Saturday, February 7, 2009

Perseverance

Saturday, February 07, 2009


Perseverance is a ball buster...
Current mood: strong
Category: Goals, Plans, Hopes

Ok, so since about Thanksgiving I have been getting my ass kicked on a regular basis. Business, personal life, you name it. It's as if writing a book called "Suck it up, Buttercup!" is a challenge for the world to see how much crap I can handle at one time...the answer is quite a bit...in fact, the real answer is "I can handle much more crap than I ever thought possible." and I am not out of the woods yet...not by a long shot.

Even though I lie awake at night wondering how I am going to get through the next day and feed my kids, I know that I am on the right track and that in the long term, things are going to work out. It's the short term that is keeping me on the edge of my seat. I mean, everyday is like a shit storm right now and I don't have time to sit down and think everything through.

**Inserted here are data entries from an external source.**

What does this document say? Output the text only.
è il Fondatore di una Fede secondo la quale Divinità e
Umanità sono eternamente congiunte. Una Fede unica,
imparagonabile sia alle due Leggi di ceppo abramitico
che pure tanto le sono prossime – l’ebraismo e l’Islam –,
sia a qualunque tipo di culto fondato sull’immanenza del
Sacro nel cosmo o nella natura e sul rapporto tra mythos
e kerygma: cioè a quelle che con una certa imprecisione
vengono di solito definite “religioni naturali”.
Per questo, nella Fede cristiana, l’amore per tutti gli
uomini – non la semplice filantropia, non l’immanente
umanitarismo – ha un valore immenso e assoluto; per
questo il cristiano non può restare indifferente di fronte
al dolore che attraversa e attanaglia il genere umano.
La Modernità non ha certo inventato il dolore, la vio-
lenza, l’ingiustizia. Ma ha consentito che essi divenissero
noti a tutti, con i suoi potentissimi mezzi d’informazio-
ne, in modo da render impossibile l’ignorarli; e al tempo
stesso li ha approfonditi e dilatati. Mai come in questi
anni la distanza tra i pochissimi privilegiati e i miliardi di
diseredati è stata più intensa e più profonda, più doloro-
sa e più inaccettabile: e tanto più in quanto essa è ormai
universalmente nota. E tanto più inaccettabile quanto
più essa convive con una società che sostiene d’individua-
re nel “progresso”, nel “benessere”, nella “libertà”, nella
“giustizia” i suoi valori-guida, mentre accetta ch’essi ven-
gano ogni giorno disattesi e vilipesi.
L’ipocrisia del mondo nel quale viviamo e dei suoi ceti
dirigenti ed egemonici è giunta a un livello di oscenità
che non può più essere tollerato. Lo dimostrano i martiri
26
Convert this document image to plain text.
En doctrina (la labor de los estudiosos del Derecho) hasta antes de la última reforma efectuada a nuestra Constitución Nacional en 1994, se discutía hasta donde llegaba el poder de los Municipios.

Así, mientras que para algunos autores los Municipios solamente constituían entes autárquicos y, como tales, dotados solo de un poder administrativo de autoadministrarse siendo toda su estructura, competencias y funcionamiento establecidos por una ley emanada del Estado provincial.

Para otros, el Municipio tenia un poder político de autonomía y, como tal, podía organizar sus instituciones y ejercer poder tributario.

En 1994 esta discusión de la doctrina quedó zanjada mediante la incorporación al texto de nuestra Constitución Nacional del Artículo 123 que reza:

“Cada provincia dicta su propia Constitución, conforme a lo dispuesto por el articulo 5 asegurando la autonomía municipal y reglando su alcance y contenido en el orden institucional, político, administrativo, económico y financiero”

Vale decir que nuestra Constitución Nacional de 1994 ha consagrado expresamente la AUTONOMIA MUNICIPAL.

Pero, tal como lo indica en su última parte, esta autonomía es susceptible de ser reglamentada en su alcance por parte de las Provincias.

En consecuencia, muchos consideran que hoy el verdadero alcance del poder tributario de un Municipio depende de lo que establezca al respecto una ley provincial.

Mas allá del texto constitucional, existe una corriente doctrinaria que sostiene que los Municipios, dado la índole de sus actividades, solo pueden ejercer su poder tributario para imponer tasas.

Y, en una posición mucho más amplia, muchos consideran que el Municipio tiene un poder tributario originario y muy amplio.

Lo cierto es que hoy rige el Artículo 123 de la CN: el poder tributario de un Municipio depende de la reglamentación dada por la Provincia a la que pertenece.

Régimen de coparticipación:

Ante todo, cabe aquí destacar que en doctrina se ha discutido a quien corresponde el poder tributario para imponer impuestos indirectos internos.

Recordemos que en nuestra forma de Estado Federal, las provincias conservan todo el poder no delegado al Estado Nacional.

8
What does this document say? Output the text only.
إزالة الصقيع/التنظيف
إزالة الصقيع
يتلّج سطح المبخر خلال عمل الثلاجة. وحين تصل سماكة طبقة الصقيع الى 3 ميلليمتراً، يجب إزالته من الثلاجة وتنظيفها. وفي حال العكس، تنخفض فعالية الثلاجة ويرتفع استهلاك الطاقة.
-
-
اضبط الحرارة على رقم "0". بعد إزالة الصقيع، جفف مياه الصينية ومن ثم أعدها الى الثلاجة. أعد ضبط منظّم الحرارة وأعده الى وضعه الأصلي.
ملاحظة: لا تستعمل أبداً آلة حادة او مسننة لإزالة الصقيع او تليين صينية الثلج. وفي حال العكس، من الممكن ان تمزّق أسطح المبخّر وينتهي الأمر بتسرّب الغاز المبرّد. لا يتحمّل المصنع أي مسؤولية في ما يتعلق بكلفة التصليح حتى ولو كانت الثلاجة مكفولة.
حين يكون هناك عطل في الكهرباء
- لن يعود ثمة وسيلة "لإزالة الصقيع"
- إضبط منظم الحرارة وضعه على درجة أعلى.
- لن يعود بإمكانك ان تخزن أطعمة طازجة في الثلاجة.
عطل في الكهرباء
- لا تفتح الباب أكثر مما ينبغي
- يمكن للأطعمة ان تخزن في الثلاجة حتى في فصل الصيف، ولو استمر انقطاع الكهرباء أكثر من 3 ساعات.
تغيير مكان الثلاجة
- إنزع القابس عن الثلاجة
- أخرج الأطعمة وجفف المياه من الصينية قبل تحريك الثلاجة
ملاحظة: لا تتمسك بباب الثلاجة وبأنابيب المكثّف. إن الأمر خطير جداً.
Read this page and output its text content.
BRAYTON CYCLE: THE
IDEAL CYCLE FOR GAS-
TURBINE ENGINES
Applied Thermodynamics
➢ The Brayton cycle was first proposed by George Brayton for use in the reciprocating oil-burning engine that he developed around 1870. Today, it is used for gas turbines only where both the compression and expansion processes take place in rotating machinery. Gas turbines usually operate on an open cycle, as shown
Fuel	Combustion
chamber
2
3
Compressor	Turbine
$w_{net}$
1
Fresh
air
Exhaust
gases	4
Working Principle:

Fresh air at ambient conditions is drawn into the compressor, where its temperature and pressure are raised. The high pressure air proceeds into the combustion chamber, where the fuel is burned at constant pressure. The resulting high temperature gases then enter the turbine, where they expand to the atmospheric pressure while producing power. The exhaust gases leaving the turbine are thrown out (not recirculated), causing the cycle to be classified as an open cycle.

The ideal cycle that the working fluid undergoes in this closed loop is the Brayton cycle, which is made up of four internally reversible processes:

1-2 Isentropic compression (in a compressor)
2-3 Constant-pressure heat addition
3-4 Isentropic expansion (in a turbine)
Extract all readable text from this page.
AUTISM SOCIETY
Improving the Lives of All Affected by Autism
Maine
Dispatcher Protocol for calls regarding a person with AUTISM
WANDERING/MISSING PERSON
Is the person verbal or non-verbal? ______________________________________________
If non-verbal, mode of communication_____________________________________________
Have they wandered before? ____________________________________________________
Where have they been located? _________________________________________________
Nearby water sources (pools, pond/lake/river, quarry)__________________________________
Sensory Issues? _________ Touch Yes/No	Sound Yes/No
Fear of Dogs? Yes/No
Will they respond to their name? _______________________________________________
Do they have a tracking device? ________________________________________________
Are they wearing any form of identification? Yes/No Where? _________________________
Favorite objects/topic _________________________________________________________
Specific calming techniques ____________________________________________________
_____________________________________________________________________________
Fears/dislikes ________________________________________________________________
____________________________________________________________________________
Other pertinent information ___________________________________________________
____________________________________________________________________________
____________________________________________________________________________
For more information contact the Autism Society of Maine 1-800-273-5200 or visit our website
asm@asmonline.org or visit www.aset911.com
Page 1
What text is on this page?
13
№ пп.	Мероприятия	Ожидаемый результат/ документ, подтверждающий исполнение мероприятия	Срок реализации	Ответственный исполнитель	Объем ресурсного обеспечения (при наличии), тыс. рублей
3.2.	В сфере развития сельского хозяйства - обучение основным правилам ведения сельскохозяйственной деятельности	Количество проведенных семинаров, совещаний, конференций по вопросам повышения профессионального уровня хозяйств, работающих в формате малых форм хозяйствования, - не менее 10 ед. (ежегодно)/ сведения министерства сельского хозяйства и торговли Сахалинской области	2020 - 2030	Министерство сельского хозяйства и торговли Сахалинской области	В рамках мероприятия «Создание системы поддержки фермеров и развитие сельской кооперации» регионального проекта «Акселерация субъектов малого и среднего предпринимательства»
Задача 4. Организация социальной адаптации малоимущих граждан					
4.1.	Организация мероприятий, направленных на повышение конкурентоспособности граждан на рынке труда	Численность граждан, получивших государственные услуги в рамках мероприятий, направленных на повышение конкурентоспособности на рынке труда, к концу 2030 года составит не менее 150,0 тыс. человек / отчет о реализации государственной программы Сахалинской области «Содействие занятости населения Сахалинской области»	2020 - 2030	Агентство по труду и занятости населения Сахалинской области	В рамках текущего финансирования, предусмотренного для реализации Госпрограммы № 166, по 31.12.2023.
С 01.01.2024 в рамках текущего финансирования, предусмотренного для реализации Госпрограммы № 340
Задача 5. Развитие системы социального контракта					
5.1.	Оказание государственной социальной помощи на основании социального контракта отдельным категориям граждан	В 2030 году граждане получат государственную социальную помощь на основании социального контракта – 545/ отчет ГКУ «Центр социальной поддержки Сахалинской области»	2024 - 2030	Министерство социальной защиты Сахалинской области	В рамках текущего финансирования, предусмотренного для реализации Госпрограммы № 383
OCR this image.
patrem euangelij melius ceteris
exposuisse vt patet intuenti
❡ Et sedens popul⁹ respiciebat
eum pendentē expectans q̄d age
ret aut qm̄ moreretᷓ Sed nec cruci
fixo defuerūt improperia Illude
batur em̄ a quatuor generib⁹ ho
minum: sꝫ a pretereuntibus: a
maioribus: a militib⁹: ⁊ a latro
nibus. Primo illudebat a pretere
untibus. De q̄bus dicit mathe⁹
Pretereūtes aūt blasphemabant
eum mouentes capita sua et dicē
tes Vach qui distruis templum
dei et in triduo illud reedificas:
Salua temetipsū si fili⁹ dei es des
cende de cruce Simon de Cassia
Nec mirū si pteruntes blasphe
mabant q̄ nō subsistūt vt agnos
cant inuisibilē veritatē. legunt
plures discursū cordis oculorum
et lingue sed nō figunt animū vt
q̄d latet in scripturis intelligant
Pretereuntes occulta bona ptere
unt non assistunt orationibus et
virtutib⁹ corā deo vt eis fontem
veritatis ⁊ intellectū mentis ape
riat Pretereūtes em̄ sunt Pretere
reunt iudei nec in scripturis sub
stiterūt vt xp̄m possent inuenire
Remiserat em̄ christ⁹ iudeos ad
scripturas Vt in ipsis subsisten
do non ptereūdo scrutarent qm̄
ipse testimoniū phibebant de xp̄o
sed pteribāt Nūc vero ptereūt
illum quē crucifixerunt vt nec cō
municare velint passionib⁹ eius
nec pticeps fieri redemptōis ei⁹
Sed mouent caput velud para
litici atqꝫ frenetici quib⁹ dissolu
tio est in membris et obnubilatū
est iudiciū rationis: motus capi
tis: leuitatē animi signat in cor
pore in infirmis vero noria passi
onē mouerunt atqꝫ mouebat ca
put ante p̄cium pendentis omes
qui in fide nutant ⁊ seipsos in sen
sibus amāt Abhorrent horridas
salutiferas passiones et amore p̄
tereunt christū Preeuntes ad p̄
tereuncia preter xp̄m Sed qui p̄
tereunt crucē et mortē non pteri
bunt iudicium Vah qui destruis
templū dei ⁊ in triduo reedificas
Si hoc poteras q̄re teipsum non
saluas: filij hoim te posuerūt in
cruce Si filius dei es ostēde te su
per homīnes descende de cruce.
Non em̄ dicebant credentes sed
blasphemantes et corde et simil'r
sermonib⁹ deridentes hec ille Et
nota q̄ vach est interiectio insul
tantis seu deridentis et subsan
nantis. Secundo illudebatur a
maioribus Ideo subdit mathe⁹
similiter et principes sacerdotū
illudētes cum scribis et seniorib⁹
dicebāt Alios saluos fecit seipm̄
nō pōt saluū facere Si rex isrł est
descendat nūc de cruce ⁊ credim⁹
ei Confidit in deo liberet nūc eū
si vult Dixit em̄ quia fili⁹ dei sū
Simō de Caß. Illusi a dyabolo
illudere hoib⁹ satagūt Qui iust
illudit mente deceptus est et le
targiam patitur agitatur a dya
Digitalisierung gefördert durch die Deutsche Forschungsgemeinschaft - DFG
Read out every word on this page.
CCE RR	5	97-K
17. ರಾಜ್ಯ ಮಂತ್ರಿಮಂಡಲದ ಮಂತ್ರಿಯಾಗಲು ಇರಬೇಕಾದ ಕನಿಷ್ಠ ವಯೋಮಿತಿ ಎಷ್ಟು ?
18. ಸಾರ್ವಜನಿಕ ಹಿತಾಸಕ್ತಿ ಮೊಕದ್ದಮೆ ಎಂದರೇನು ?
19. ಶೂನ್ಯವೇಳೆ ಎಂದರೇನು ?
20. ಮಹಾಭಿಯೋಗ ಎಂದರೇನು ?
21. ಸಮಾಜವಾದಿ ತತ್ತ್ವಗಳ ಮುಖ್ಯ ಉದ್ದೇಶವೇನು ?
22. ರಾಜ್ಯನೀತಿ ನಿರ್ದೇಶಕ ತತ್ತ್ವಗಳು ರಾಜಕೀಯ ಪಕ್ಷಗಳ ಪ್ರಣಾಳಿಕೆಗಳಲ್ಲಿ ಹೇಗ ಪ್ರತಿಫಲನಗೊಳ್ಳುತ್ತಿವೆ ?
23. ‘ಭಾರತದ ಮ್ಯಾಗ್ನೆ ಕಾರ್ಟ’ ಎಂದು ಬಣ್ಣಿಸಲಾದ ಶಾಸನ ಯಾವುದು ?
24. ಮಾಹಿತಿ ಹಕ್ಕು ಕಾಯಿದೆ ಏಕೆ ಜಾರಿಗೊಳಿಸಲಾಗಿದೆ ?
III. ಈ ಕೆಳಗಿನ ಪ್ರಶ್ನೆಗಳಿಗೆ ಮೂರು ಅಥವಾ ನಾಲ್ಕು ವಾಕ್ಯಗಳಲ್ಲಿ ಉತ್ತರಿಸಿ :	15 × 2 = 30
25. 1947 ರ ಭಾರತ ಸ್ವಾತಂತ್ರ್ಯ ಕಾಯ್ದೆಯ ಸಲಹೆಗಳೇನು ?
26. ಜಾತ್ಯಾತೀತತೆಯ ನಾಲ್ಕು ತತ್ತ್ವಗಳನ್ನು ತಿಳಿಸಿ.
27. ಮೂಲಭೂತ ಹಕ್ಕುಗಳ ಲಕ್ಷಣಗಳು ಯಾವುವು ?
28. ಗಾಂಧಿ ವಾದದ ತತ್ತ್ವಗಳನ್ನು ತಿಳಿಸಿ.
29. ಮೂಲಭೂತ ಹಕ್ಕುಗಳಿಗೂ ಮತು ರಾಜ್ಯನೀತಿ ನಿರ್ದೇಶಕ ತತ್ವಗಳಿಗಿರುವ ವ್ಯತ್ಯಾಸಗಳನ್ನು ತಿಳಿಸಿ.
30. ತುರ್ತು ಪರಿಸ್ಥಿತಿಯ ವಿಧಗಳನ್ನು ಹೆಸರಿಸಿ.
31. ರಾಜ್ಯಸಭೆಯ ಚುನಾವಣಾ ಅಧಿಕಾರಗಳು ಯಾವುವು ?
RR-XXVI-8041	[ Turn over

Sometimes I get blasted before I even get to the office in the morning and then my whole day is shot because I am busy reacting.

On the other hand, I am able to get in some planning to make sure my head is on straight and that time is absolutely precious. It let's me put my thoughts down, and I ask myself if this is best for the long-term...sometimes the answer is "no" but depending on the circumstances, I have to do something that won't help me long-term, but will help me right now...if that is the case, then I have to do what I have to do to put food on the table. I try not to wander too far off path or off task, so that I can get back on track and I try to tie everything together, but like the title of this blog says, perseverance is a ball buster!

Nobody said it was supposed to be easy, and it isn't easy right now. there are a lot of folks wondering if I am going to have the integrity to follow up on my obligations and I don't blame anyone for questioning my integrity for the moment. There is only one way to make things right and that is to suck it up, and work my ass off until everyone sees that I am in it for the long haul. It just sucks that there are some good people who are not being taken care of right now because I absolutely hate letting people down.

anyway, as always, I am in it and will do everything possible to keep the drive alive. Thanks for letting me vent.